Abrí la puerta de la sala VIP. La escena que me recibió hizo que me hirviera la sangre. Kennedy, con el rostro enrojecido por el alcohol, reía, con el brazo alrededor de Sara. Sara parecía incómoda, sus ojos desviándose hacia la puerta. Mis otros amigos intentaban intervenir, pero los guardaespaldas de Kennedy se erguían como gigantes inamovibles.

"Kennedy, ¿qué crees que estás haciendo?", exigí, mi voz aguda, una furia protectora surgiendo a través de mí.

Kennedy se dio la vuelta, con los ojos entrecerrados. "Oh, mira quién es", arrastró las palabras, su voz goteando veneno. "La Sra. Ex. ¿Vienes a reclamar tu patético círculo de amigos?".

Justo en ese momento, la puerta detrás de mí se abrió de nuevo. Gregorio. Entró en la habitación, sus ojos recorriendo la escena. Su mirada encontró instantáneamente a Kennedy, luego se desvió hacia mí, un destello de irritación en sus ojos.

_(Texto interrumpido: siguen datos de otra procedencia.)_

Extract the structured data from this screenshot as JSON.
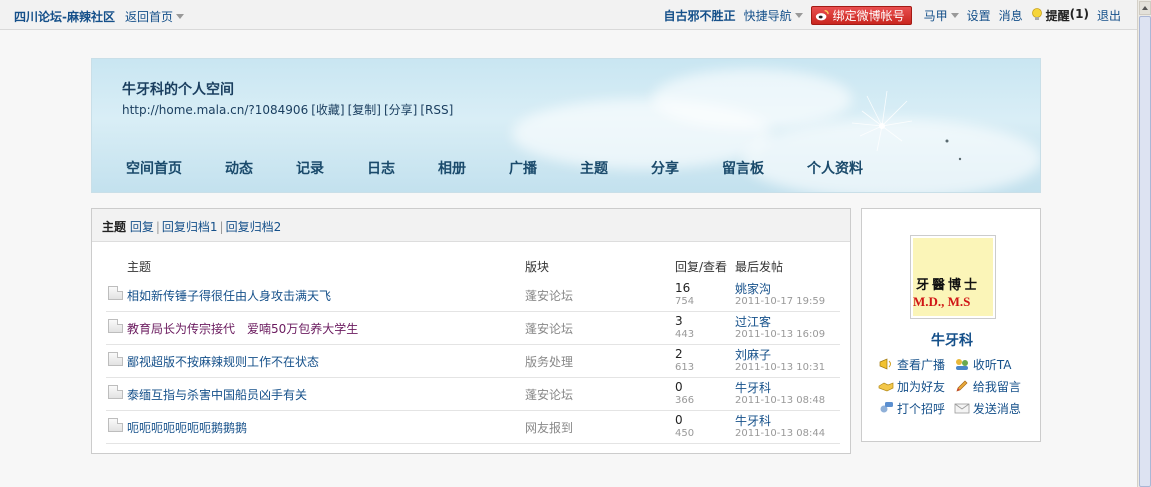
{
  "topbar": {
    "site_name": "四川论坛-麻辣社区",
    "back_home": "返回首页",
    "slogan": "自古邪不胜正",
    "quick_nav": "快捷导航",
    "weibo_bind": "绑定微博帐号",
    "user": "马甲",
    "settings": "设置",
    "messages": "消息",
    "remind": "提醒",
    "remind_count": "(1)",
    "logout": "退出"
  },
  "space": {
    "title": "牛牙科的个人空间",
    "url": "http://home.mala.cn/?1084906",
    "actions": [
      "[收藏]",
      "[复制]",
      "[分享]",
      "[RSS]"
    ],
    "nav": [
      "空间首页",
      "动态",
      "记录",
      "日志",
      "相册",
      "广播",
      "主题",
      "分享",
      "留言板",
      "个人资料"
    ]
  },
  "tabs": {
    "active": "主题",
    "items": [
      "回复",
      "回复归档1",
      "回复归档2"
    ]
  },
  "table": {
    "headers": {
      "subject": "主题",
      "forum": "版块",
      "reply_view": "回复/查看",
      "last_post": "最后发帖"
    },
    "rows": [
      {
        "subject": "相如新传锤子得很任由人身攻击满天飞",
        "visited": false,
        "forum": "蓬安论坛",
        "replies": "16",
        "views": "754",
        "last_user": "姚家沟",
        "last_time": "2011-10-17 19:59"
      },
      {
        "subject": "教育局长为传宗接代　爱喃50万包养大学生",
        "visited": true,
        "forum": "蓬安论坛",
        "replies": "3",
        "views": "443",
        "last_user": "过江客",
        "last_time": "2011-10-13 16:09"
      },
      {
        "subject": "鄙视超版不按麻辣规则工作不在状态",
        "visited": false,
        "forum": "版务处理",
        "replies": "2",
        "views": "613",
        "last_user": "刘麻子",
        "last_time": "2011-10-13 10:31"
      },
      {
        "subject": "泰缅互指与杀害中国船员凶手有关",
        "visited": false,
        "forum": "蓬安论坛",
        "replies": "0",
        "views": "366",
        "last_user": "牛牙科",
        "last_time": "2011-10-13 08:48"
      },
      {
        "subject": "呃呃呃呃呃呃呃鹅鹅鹅",
        "visited": false,
        "forum": "网友报到",
        "replies": "0",
        "views": "450",
        "last_user": "牛牙科",
        "last_time": "2011-10-13 08:44"
      }
    ]
  },
  "profile": {
    "avatar_cn": "牙醫博士",
    "avatar_en": "M.D., M.S",
    "name": "牛牙科",
    "links": {
      "view_broadcast": "查看广播",
      "listen_ta": "收听TA",
      "add_friend": "加为好友",
      "leave_message": "给我留言",
      "greet": "打个招呼",
      "send_message": "发送消息"
    }
  },
  "colors": {
    "link": "#15508a",
    "visited": "#6a1a5e",
    "weibo": "#d6322b"
  }
}
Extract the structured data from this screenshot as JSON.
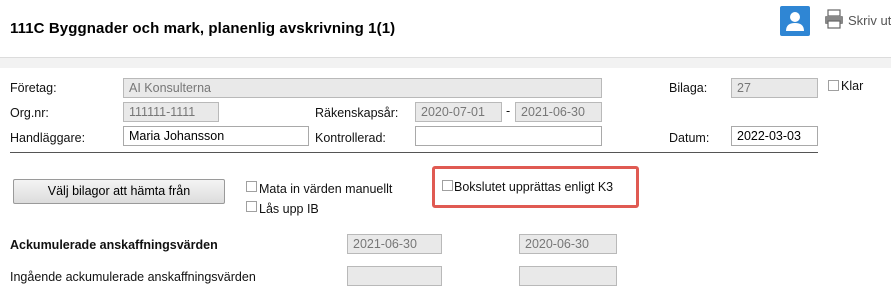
{
  "header": {
    "title": "111C  Byggnader och mark, planenlig avskrivning  1(1)",
    "print_label": "Skriv ut"
  },
  "form": {
    "company_label": "Företag:",
    "company_value": "AI Konsulterna",
    "attachment_label": "Bilaga:",
    "attachment_value": "27",
    "done_label": "Klar",
    "orgnr_label": "Org.nr:",
    "orgnr_value": "111111-1111",
    "fiscal_year_label": "Räkenskapsår:",
    "fiscal_year_from": "2020-07-01",
    "fiscal_year_dash": "-",
    "fiscal_year_to": "2021-06-30",
    "handler_label": "Handläggare:",
    "handler_value": "Maria Johansson",
    "checked_by_label": "Kontrollerad:",
    "checked_by_value": "",
    "date_label": "Datum:",
    "date_value": "2022-03-03"
  },
  "actions": {
    "choose_attachments_button": "Välj bilagor att hämta från",
    "manual_entry_label": "Mata in värden manuellt",
    "unlock_ib_label": "Lås upp IB",
    "k3_label": "Bokslutet upprättas enligt K3"
  },
  "section": {
    "heading": "Ackumulerade anskaffningsvärden",
    "col1_date": "2021-06-30",
    "col2_date": "2020-06-30",
    "row1_label": "Ingående ackumulerade anskaffningsvärden",
    "row1_col1": "",
    "row1_col2": ""
  },
  "colors": {
    "highlight": "#e05a52",
    "user_icon": "#2f86d4"
  },
  "icons": [
    "user-icon",
    "printer-icon"
  ]
}
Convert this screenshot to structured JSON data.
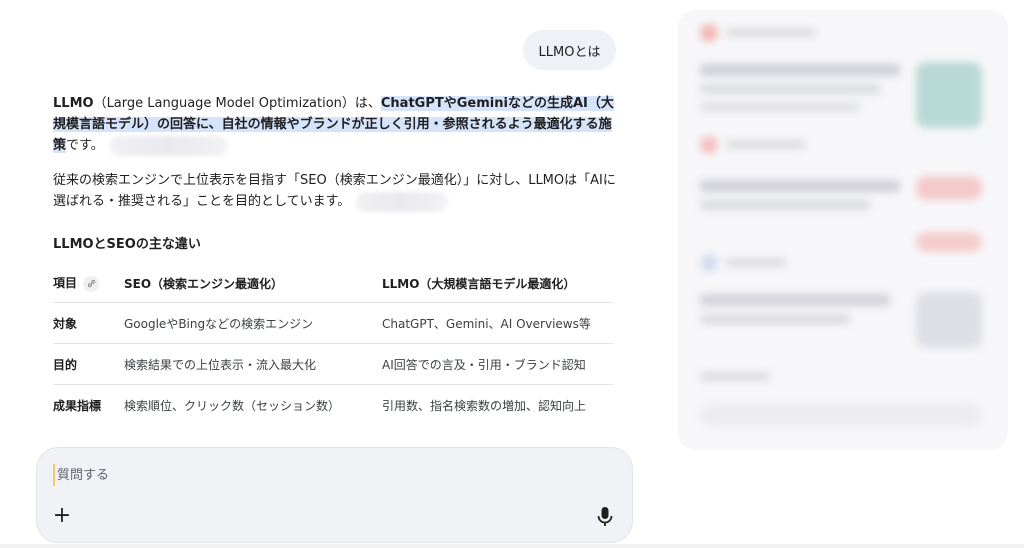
{
  "user_query": "LLMOとは",
  "answer": {
    "p1_lead": "LLMO",
    "p1_paren": "（Large Language Model Optimization）は、",
    "p1_highlight_a": "ChatGPTやGeminiなどの生成AI（大規模言語モデル）の回答に、自社の情報やブランドが正しく引用・参照されるよう最適化する",
    "p1_highlight_b": "施策",
    "p1_end": "です。",
    "p2": "従来の検索エンジンで上位表示を目指す「SEO（検索エンジン最適化）」に対し、LLMOは「AIに選ばれる・推奨される」ことを目的としています。"
  },
  "section_title": "LLMOとSEOの主な違い",
  "table": {
    "headers": [
      "項目",
      "SEO（検索エンジン最適化）",
      "LLMO（大規模言語モデル最適化）"
    ],
    "rows": [
      [
        "対象",
        "GoogleやBingなどの検索エンジン",
        "ChatGPT、Gemini、AI Overviews等"
      ],
      [
        "目的",
        "検索結果での上位表示・流入最大化",
        "AI回答での言及・引用・ブランド認知"
      ],
      [
        "成果指標",
        "検索順位、クリック数（セッション数）",
        "引用数、指名検索数の増加、認知向上"
      ]
    ]
  },
  "composer": {
    "placeholder": "質問する",
    "value": ""
  },
  "icons": {
    "add": "plus-icon",
    "mic": "microphone-icon",
    "link": "link-icon"
  },
  "colors": {
    "highlight": "#d5e3fb",
    "bubble": "#eef1f6",
    "composer": "#f0f2f6"
  }
}
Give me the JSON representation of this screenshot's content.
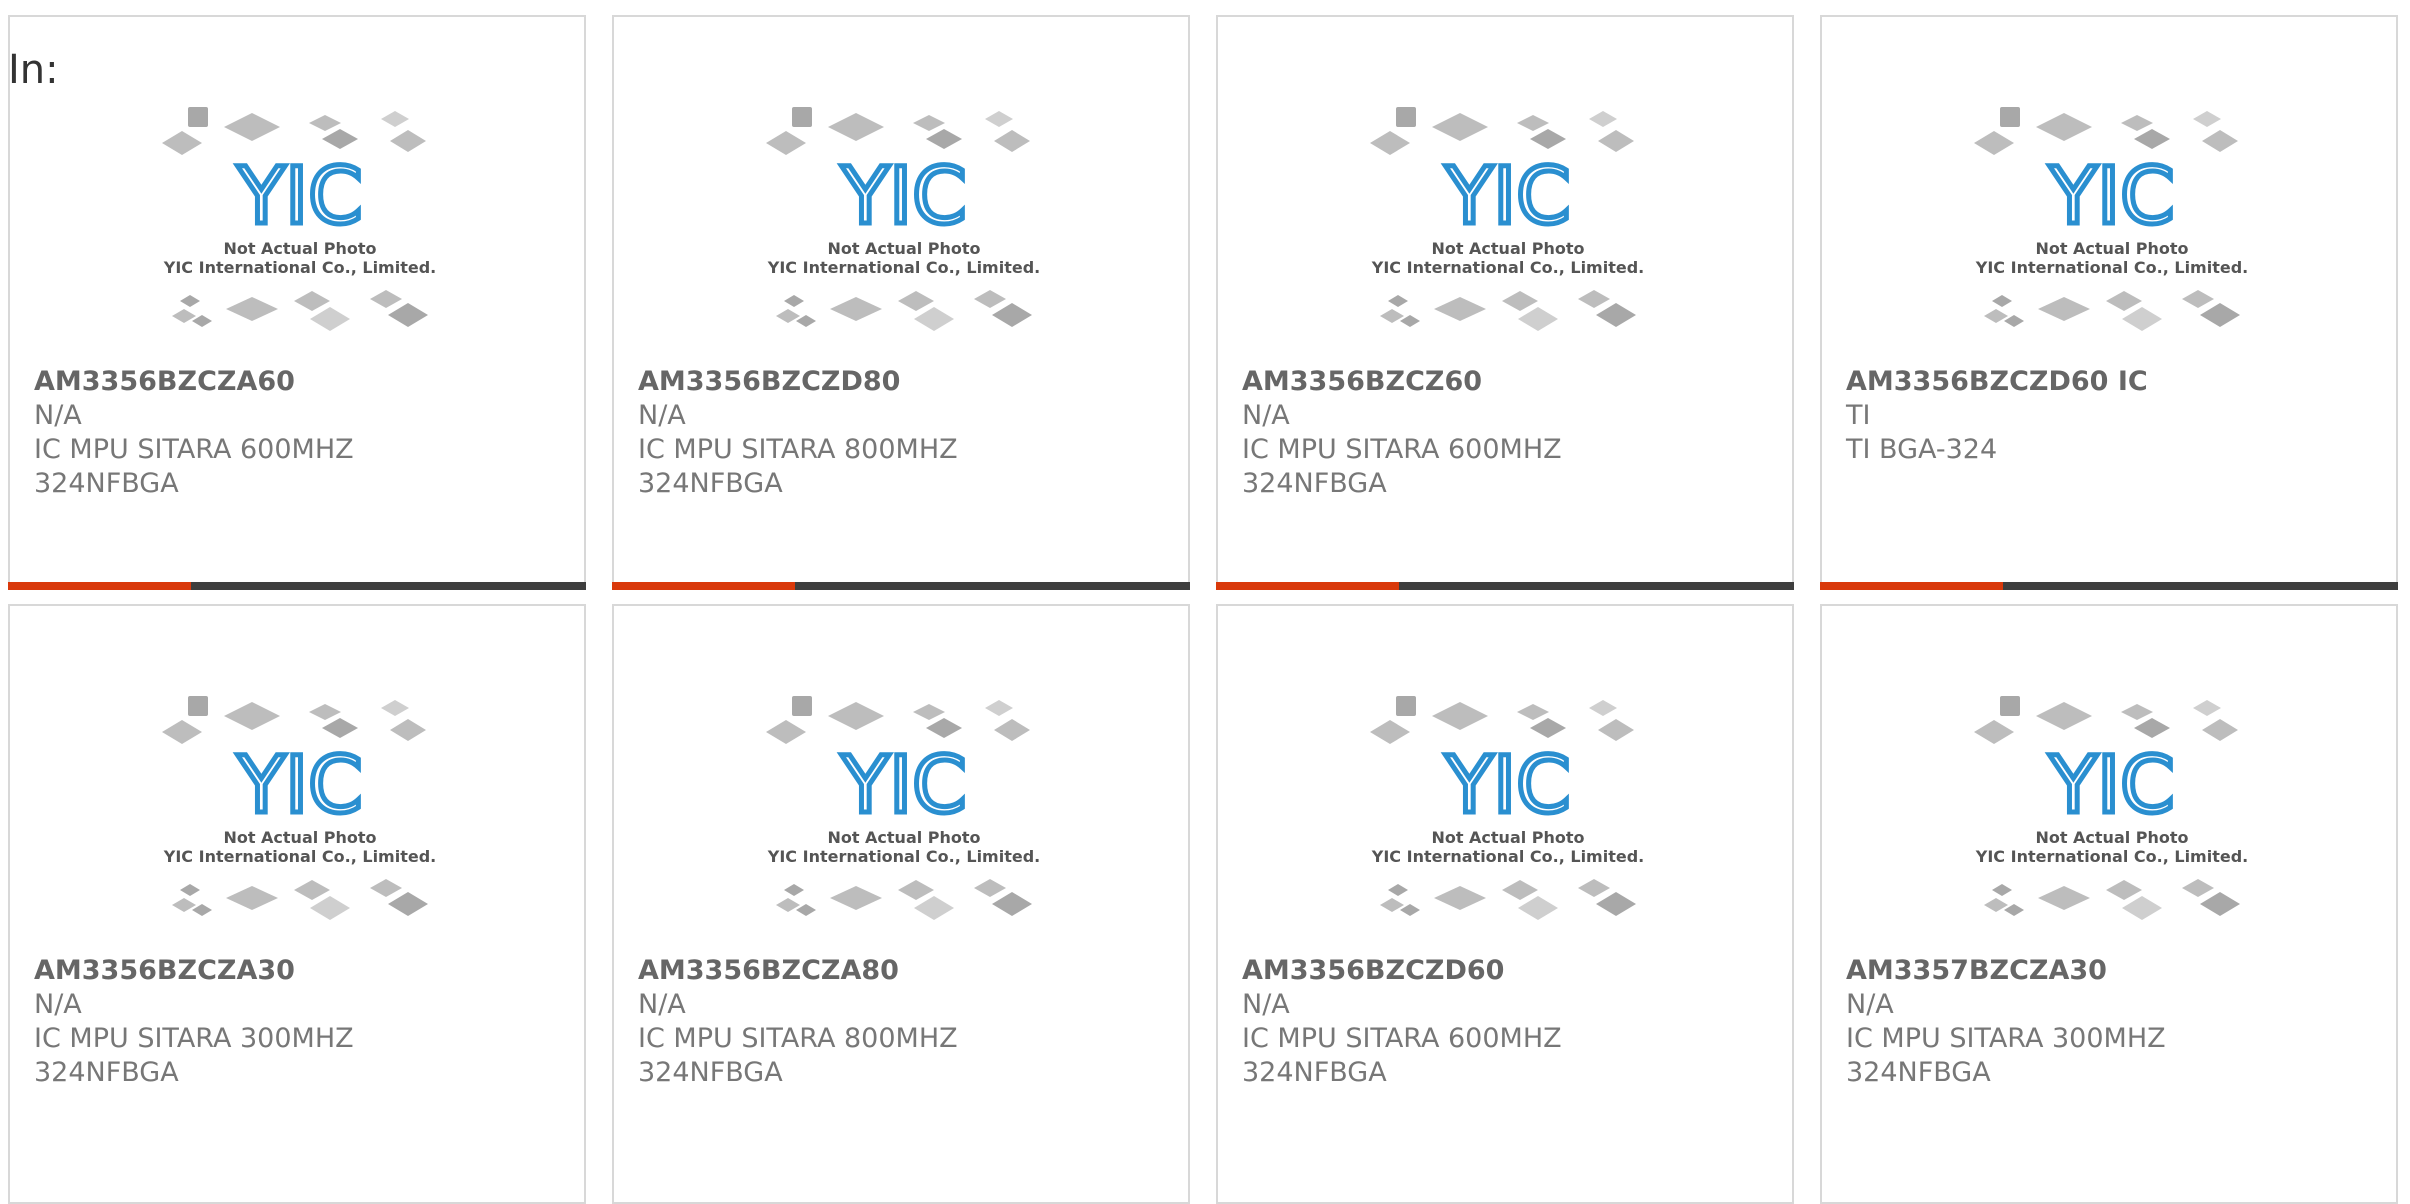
{
  "header": {
    "label": "In:"
  },
  "image_caption": {
    "line1": "Not Actual Photo",
    "line2": "YIC International Co., Limited."
  },
  "brand": {
    "logo_text": "YIC",
    "logo_color": "#2a8fd0"
  },
  "accent_color": "#d9390b",
  "bar_color": "#3e3e3e",
  "products": [
    {
      "name": "AM3356BZCZA60",
      "manufacturer": "N/A",
      "desc1": "IC MPU SITARA 600MHZ",
      "desc2": "324NFBGA"
    },
    {
      "name": "AM3356BZCZD80",
      "manufacturer": "N/A",
      "desc1": "IC MPU SITARA 800MHZ",
      "desc2": "324NFBGA"
    },
    {
      "name": "AM3356BZCZ60",
      "manufacturer": "N/A",
      "desc1": "IC MPU SITARA 600MHZ",
      "desc2": "324NFBGA"
    },
    {
      "name": "AM3356BZCZD60 IC",
      "manufacturer": "TI",
      "desc1": "TI BGA-324",
      "desc2": ""
    },
    {
      "name": "AM3356BZCZA30",
      "manufacturer": "N/A",
      "desc1": "IC MPU SITARA 300MHZ",
      "desc2": "324NFBGA"
    },
    {
      "name": "AM3356BZCZA80",
      "manufacturer": "N/A",
      "desc1": "IC MPU SITARA 800MHZ",
      "desc2": "324NFBGA"
    },
    {
      "name": "AM3356BZCZD60",
      "manufacturer": "N/A",
      "desc1": "IC MPU SITARA 600MHZ",
      "desc2": "324NFBGA"
    },
    {
      "name": "AM3357BZCZA30",
      "manufacturer": "N/A",
      "desc1": "IC MPU SITARA 300MHZ",
      "desc2": "324NFBGA"
    }
  ]
}
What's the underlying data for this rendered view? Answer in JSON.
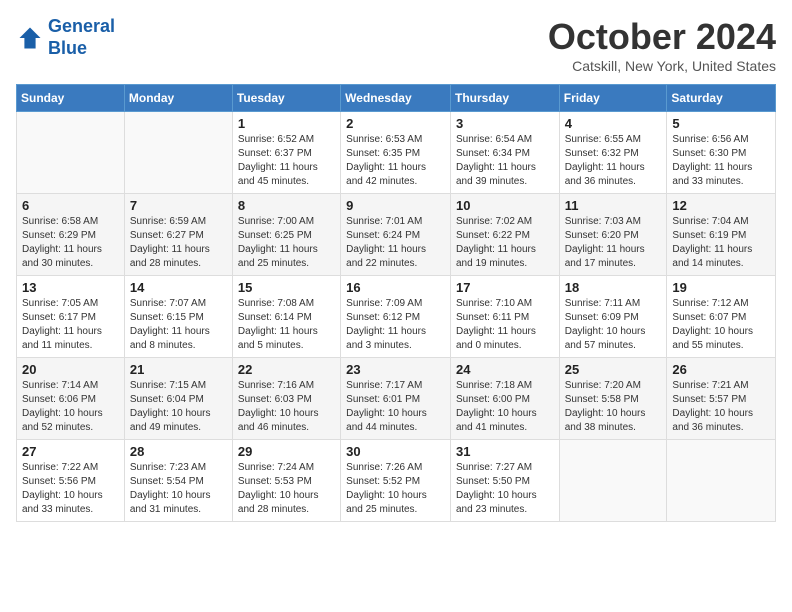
{
  "header": {
    "logo_line1": "General",
    "logo_line2": "Blue",
    "month": "October 2024",
    "location": "Catskill, New York, United States"
  },
  "days_of_week": [
    "Sunday",
    "Monday",
    "Tuesday",
    "Wednesday",
    "Thursday",
    "Friday",
    "Saturday"
  ],
  "weeks": [
    [
      {
        "day": "",
        "info": ""
      },
      {
        "day": "",
        "info": ""
      },
      {
        "day": "1",
        "info": "Sunrise: 6:52 AM\nSunset: 6:37 PM\nDaylight: 11 hours and 45 minutes."
      },
      {
        "day": "2",
        "info": "Sunrise: 6:53 AM\nSunset: 6:35 PM\nDaylight: 11 hours and 42 minutes."
      },
      {
        "day": "3",
        "info": "Sunrise: 6:54 AM\nSunset: 6:34 PM\nDaylight: 11 hours and 39 minutes."
      },
      {
        "day": "4",
        "info": "Sunrise: 6:55 AM\nSunset: 6:32 PM\nDaylight: 11 hours and 36 minutes."
      },
      {
        "day": "5",
        "info": "Sunrise: 6:56 AM\nSunset: 6:30 PM\nDaylight: 11 hours and 33 minutes."
      }
    ],
    [
      {
        "day": "6",
        "info": "Sunrise: 6:58 AM\nSunset: 6:29 PM\nDaylight: 11 hours and 30 minutes."
      },
      {
        "day": "7",
        "info": "Sunrise: 6:59 AM\nSunset: 6:27 PM\nDaylight: 11 hours and 28 minutes."
      },
      {
        "day": "8",
        "info": "Sunrise: 7:00 AM\nSunset: 6:25 PM\nDaylight: 11 hours and 25 minutes."
      },
      {
        "day": "9",
        "info": "Sunrise: 7:01 AM\nSunset: 6:24 PM\nDaylight: 11 hours and 22 minutes."
      },
      {
        "day": "10",
        "info": "Sunrise: 7:02 AM\nSunset: 6:22 PM\nDaylight: 11 hours and 19 minutes."
      },
      {
        "day": "11",
        "info": "Sunrise: 7:03 AM\nSunset: 6:20 PM\nDaylight: 11 hours and 17 minutes."
      },
      {
        "day": "12",
        "info": "Sunrise: 7:04 AM\nSunset: 6:19 PM\nDaylight: 11 hours and 14 minutes."
      }
    ],
    [
      {
        "day": "13",
        "info": "Sunrise: 7:05 AM\nSunset: 6:17 PM\nDaylight: 11 hours and 11 minutes."
      },
      {
        "day": "14",
        "info": "Sunrise: 7:07 AM\nSunset: 6:15 PM\nDaylight: 11 hours and 8 minutes."
      },
      {
        "day": "15",
        "info": "Sunrise: 7:08 AM\nSunset: 6:14 PM\nDaylight: 11 hours and 5 minutes."
      },
      {
        "day": "16",
        "info": "Sunrise: 7:09 AM\nSunset: 6:12 PM\nDaylight: 11 hours and 3 minutes."
      },
      {
        "day": "17",
        "info": "Sunrise: 7:10 AM\nSunset: 6:11 PM\nDaylight: 11 hours and 0 minutes."
      },
      {
        "day": "18",
        "info": "Sunrise: 7:11 AM\nSunset: 6:09 PM\nDaylight: 10 hours and 57 minutes."
      },
      {
        "day": "19",
        "info": "Sunrise: 7:12 AM\nSunset: 6:07 PM\nDaylight: 10 hours and 55 minutes."
      }
    ],
    [
      {
        "day": "20",
        "info": "Sunrise: 7:14 AM\nSunset: 6:06 PM\nDaylight: 10 hours and 52 minutes."
      },
      {
        "day": "21",
        "info": "Sunrise: 7:15 AM\nSunset: 6:04 PM\nDaylight: 10 hours and 49 minutes."
      },
      {
        "day": "22",
        "info": "Sunrise: 7:16 AM\nSunset: 6:03 PM\nDaylight: 10 hours and 46 minutes."
      },
      {
        "day": "23",
        "info": "Sunrise: 7:17 AM\nSunset: 6:01 PM\nDaylight: 10 hours and 44 minutes."
      },
      {
        "day": "24",
        "info": "Sunrise: 7:18 AM\nSunset: 6:00 PM\nDaylight: 10 hours and 41 minutes."
      },
      {
        "day": "25",
        "info": "Sunrise: 7:20 AM\nSunset: 5:58 PM\nDaylight: 10 hours and 38 minutes."
      },
      {
        "day": "26",
        "info": "Sunrise: 7:21 AM\nSunset: 5:57 PM\nDaylight: 10 hours and 36 minutes."
      }
    ],
    [
      {
        "day": "27",
        "info": "Sunrise: 7:22 AM\nSunset: 5:56 PM\nDaylight: 10 hours and 33 minutes."
      },
      {
        "day": "28",
        "info": "Sunrise: 7:23 AM\nSunset: 5:54 PM\nDaylight: 10 hours and 31 minutes."
      },
      {
        "day": "29",
        "info": "Sunrise: 7:24 AM\nSunset: 5:53 PM\nDaylight: 10 hours and 28 minutes."
      },
      {
        "day": "30",
        "info": "Sunrise: 7:26 AM\nSunset: 5:52 PM\nDaylight: 10 hours and 25 minutes."
      },
      {
        "day": "31",
        "info": "Sunrise: 7:27 AM\nSunset: 5:50 PM\nDaylight: 10 hours and 23 minutes."
      },
      {
        "day": "",
        "info": ""
      },
      {
        "day": "",
        "info": ""
      }
    ]
  ]
}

"Kennedy", dijo, su voz fría, afilada como el hielo. "¿Qué es esto? ¿Qué has hecho?".

Kennedy, sorprendentemente, respondió bruscamente. "¿Qué? ¿Crees que yo soy el problema, Gregorio? ¡Ella es la que intenta robarme a mis amigos!". Me señaló con un dedo tembloroso. "¡Siempre está tratando de arruinarlo todo!".

El asistente de Gregorio, Davies, entró corriendo detrás de él, luciendo nervioso. "Sr. Henson, Srta. Hewitt, hubo un malentendido. El Sr. Henson solo estaba aclarando su agenda a la Srta. Hewitt, y ella malinterpretó su llamada. No estaba con otra mujer".

Kennedy lo ignoró, sus ojos ardiendo con una furia ebria. Se abalanzó sobre mi amiga, agarrando el brazo de Sara. "¡Ahora estás conmigo! ¡Gregorio es mío! ¡Y también sus amigos!".

Mi paciencia se agotó. "¡Suéltala, Kennedy!", grité, un rugido protector saliendo de mi garganta. Avancé, lista para alejarla físicamente.